Confused about notation: difference between $\prod_{i=1}^np(x_i)$ and $\prod_{i=1}^np(x)$

124 Views Asked by At

In my information theory book by Cover and Thomas, at the beginning of the channel coding theorem, it's written:

"Each entry in this matrix" (the matrix of the randomly generated code)

"is generated i.i.d according to p(x). Thus, the probability that we generate a particular code $C$ is "

$Pr(C)=\prod_{w=1}^{2^{nR}} \prod_{i=1}^np(x_i(w))$

Now, I get what they're saying, but the notation is very confusing to me.

$1-$First of all, since we are generating entries i.i.d why can't we simplify $\prod_{i=1}^np(x_i)$ to $\prod_{i=1}^np(x)=p(x)^n?$

$2-$Also, instead of writing $p(x_i(w))$ couldn't we just write $p(x_{i,w})$?

It seems as if there's something about the notation that's crucial that I'm not getting..

Any help would really be appreciated!!

Thanks in advance

1

There are 1 best solutions below

0
On BEST ANSWER

You want to generate $m=2^{nR}$ codewords (indexed by $w=1 \cdots 2^{nR}$, each of which (each row of the matrix in eq 7.61) is a row of $n$ bits: ${\bf x}^{(w)} = (x_1^{(w)},x_2^{(w)}, \cdots x_n^{(w)})$

Each element of this row is indexed by $i=1\cdots n$ Because of the construction, these rows are probabilitically equivalent. And the probability of any particular row realization is (omiting for simplicity the $(m)$ superscript) $p({\bf x})=\prod_{i=1}^n p(x_i)$ (because the elements are also column-wise independent).

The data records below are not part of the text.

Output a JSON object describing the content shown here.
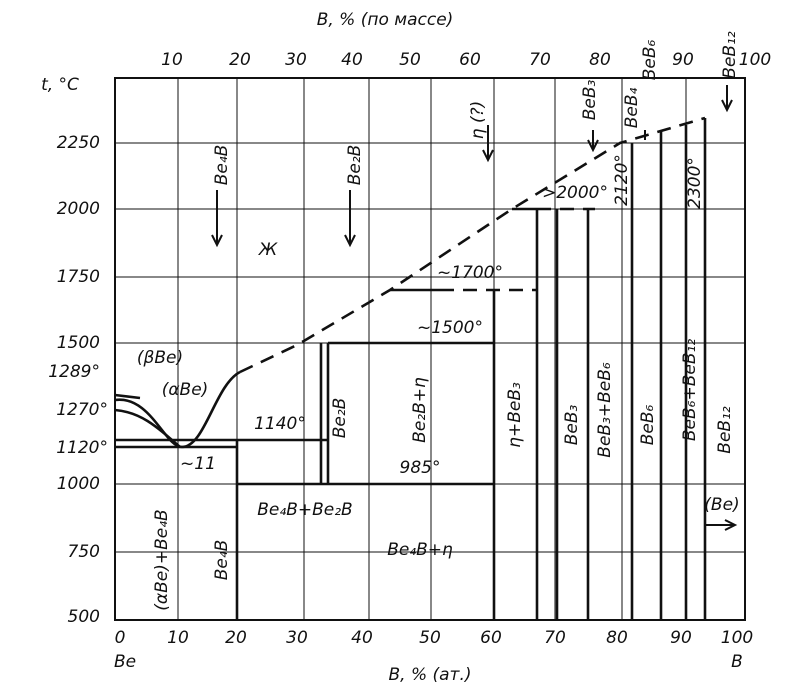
{
  "top_axis": {
    "title": "B, % (по массе)",
    "ticks": [
      "10",
      "20",
      "30",
      "40",
      "50",
      "60",
      "70",
      "80",
      "90",
      "100"
    ]
  },
  "left_axis": {
    "title": "t, °C",
    "ticks": [
      "2250",
      "2000",
      "1750",
      "1500",
      "1289°",
      "1270°",
      "1120°",
      "1000",
      "750",
      "500"
    ]
  },
  "bottom_axis": {
    "title": "B, % (ат.)",
    "ticks": [
      "0",
      "10",
      "20",
      "30",
      "40",
      "50",
      "60",
      "70",
      "80",
      "90",
      "100"
    ],
    "left_end": "Be",
    "right_end": "B"
  },
  "compounds": [
    "Be₄B",
    "Be₂B",
    "η (?)",
    "BeB₃",
    "BeB₄",
    "BeB₆",
    "BeB₁₂"
  ],
  "temperatures": [
    "~1700°",
    "~1500°",
    "1140°",
    "985°",
    ">2000°",
    "2120°",
    "2300°",
    "~11"
  ],
  "regions": [
    "Ж",
    "(βBe)",
    "(αBe)",
    "(αBe)+Be₄B",
    "Be₄B",
    "Be₄B+Be₂B",
    "Be₄B+η",
    "Be₂B",
    "Be₂B+η",
    "η+BeB₃",
    "BeB₃",
    "BeB₃+BeB₆",
    "BeB₆",
    "BeB₆+BeB₁₂",
    "BeB₁₂",
    "(Be)"
  ]
}
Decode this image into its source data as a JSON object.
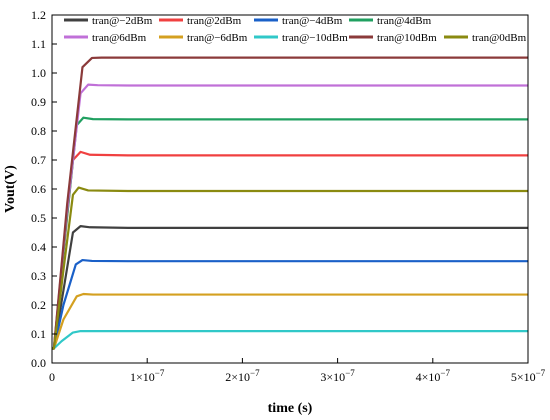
{
  "chart_data": {
    "type": "line",
    "xlabel": "time (s)",
    "ylabel": "Vout(V)",
    "xlim": [
      0,
      5e-07
    ],
    "ylim": [
      0,
      1.2
    ],
    "x_ticks": [
      {
        "value": 0,
        "label": "0"
      },
      {
        "value": 1e-07,
        "label": "1×10",
        "exp": "−7"
      },
      {
        "value": 2e-07,
        "label": "2×10",
        "exp": "−7"
      },
      {
        "value": 3e-07,
        "label": "3×10",
        "exp": "−7"
      },
      {
        "value": 4e-07,
        "label": "4×10",
        "exp": "−7"
      },
      {
        "value": 5e-07,
        "label": "5×10",
        "exp": "−7"
      }
    ],
    "y_ticks": [
      {
        "value": 0.0,
        "label": "0.0"
      },
      {
        "value": 0.1,
        "label": "0.1"
      },
      {
        "value": 0.2,
        "label": "0.2"
      },
      {
        "value": 0.3,
        "label": "0.3"
      },
      {
        "value": 0.4,
        "label": "0.4"
      },
      {
        "value": 0.5,
        "label": "0.5"
      },
      {
        "value": 0.6,
        "label": "0.6"
      },
      {
        "value": 0.7,
        "label": "0.7"
      },
      {
        "value": 0.8,
        "label": "0.8"
      },
      {
        "value": 0.9,
        "label": "0.9"
      },
      {
        "value": 1.0,
        "label": "1.0"
      },
      {
        "value": 1.1,
        "label": "1.1"
      },
      {
        "value": 1.2,
        "label": "1.2"
      }
    ],
    "grid": false,
    "legend_position": "top",
    "series": [
      {
        "name": "tran@−2dBm",
        "color": "#404040",
        "x": [
          0,
          2e-09,
          1.2e-08,
          2.2e-08,
          3e-08,
          4e-08,
          8e-08,
          5e-07
        ],
        "y": [
          0.05,
          0.05,
          0.25,
          0.45,
          0.472,
          0.468,
          0.466,
          0.466
        ]
      },
      {
        "name": "tran@2dBm",
        "color": "#f04040",
        "x": [
          0,
          2e-09,
          1.2e-08,
          2.2e-08,
          3e-08,
          4e-08,
          8e-08,
          5e-07
        ],
        "y": [
          0.05,
          0.05,
          0.38,
          0.7,
          0.728,
          0.718,
          0.716,
          0.716
        ]
      },
      {
        "name": "tran@−4dBm",
        "color": "#1a60c8",
        "x": [
          0,
          2e-09,
          1.2e-08,
          2.5e-08,
          3.2e-08,
          4.2e-08,
          8e-08,
          5e-07
        ],
        "y": [
          0.05,
          0.05,
          0.2,
          0.34,
          0.355,
          0.352,
          0.351,
          0.351
        ]
      },
      {
        "name": "tran@4dBm",
        "color": "#20a060",
        "x": [
          0,
          2e-09,
          1.4e-08,
          2.6e-08,
          3.3e-08,
          4.3e-08,
          8e-08,
          5e-07
        ],
        "y": [
          0.05,
          0.05,
          0.45,
          0.82,
          0.846,
          0.841,
          0.84,
          0.84
        ]
      },
      {
        "name": "tran@6dBm",
        "color": "#c070d8",
        "x": [
          0,
          2e-09,
          1.5e-08,
          3e-08,
          3.8e-08,
          4.8e-08,
          8e-08,
          5e-07
        ],
        "y": [
          0.05,
          0.05,
          0.5,
          0.93,
          0.96,
          0.958,
          0.957,
          0.957
        ]
      },
      {
        "name": "tran@−6dBm",
        "color": "#d4a020",
        "x": [
          0,
          2e-09,
          1.2e-08,
          2.6e-08,
          3.3e-08,
          4.3e-08,
          8e-08,
          5e-07
        ],
        "y": [
          0.05,
          0.05,
          0.15,
          0.23,
          0.238,
          0.236,
          0.236,
          0.236
        ]
      },
      {
        "name": "tran@−10dBm",
        "color": "#30c8c8",
        "x": [
          0,
          2e-09,
          1e-08,
          2.2e-08,
          3e-08,
          4e-08,
          8e-08,
          5e-07
        ],
        "y": [
          0.05,
          0.05,
          0.075,
          0.105,
          0.11,
          0.11,
          0.11,
          0.11
        ]
      },
      {
        "name": "tran@10dBm",
        "color": "#8b3a3a",
        "x": [
          0,
          2e-09,
          1.6e-08,
          3.2e-08,
          4.2e-08,
          5.2e-08,
          8e-08,
          5e-07
        ],
        "y": [
          0.05,
          0.05,
          0.55,
          1.02,
          1.052,
          1.053,
          1.053,
          1.053
        ]
      },
      {
        "name": "tran@0dBm",
        "color": "#8a8a10",
        "x": [
          0,
          2e-09,
          1.2e-08,
          2.2e-08,
          2.8e-08,
          3.8e-08,
          8e-08,
          5e-07
        ],
        "y": [
          0.05,
          0.05,
          0.32,
          0.58,
          0.605,
          0.595,
          0.593,
          0.593
        ]
      }
    ]
  }
}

I hope this answers why you can't

simplify $\prod_{i=1}^n p(x_i)$ to $ p(x)^n$

Covert & Thomas use $p(x^n)$ for what I wrote $p({\bf x})$, joint probability of the row, not to be confused with $p(x)$. In your tentative formula, $p(x)^n$ is wrong because it has no meaning (what is $x$?)

(The notation has a frequent confusion of many probability textbooks: when one has some formula such as "$ p(X) = \text{blah blah} \, p(Y) \text{blah blah}$" one is supposed to guess if both $p(\cdot)$ represent the same function evaluated at different values of its variable, or rather two different probability functions -which should rather be written as $p_X(\cdot)$ and $p_Y(\cdot)$. This ambiguity is unfortunate, but typical. In the above example, you must understand that in $p(x^n)=\prod_{i=1}^n p(x_i)$ the $p(\cdot)$ on the left side is not the same function as the $p(\cdot)$ on the left side - but these $n$ functions that form the product are, yes, the same function evaluated at $n$ different values of the variable)

Suppose for example that $p(0)=0.1$ and $p(1)=0.9$ and ${\bf x}=(0, 1, 0, 0)$ Then $p({\bf x})=\prod_{i=1}^n p(x_i)= p(0) \, p(1) \, p(0) \, p(0) = 0.1^3 \times 0.9$

Also, instead of writing $p(x_i(w))$ couldn't we just write $p(x_{i,w})$?

Yes. Or $p(x_i^{(w)})$, as I've written above.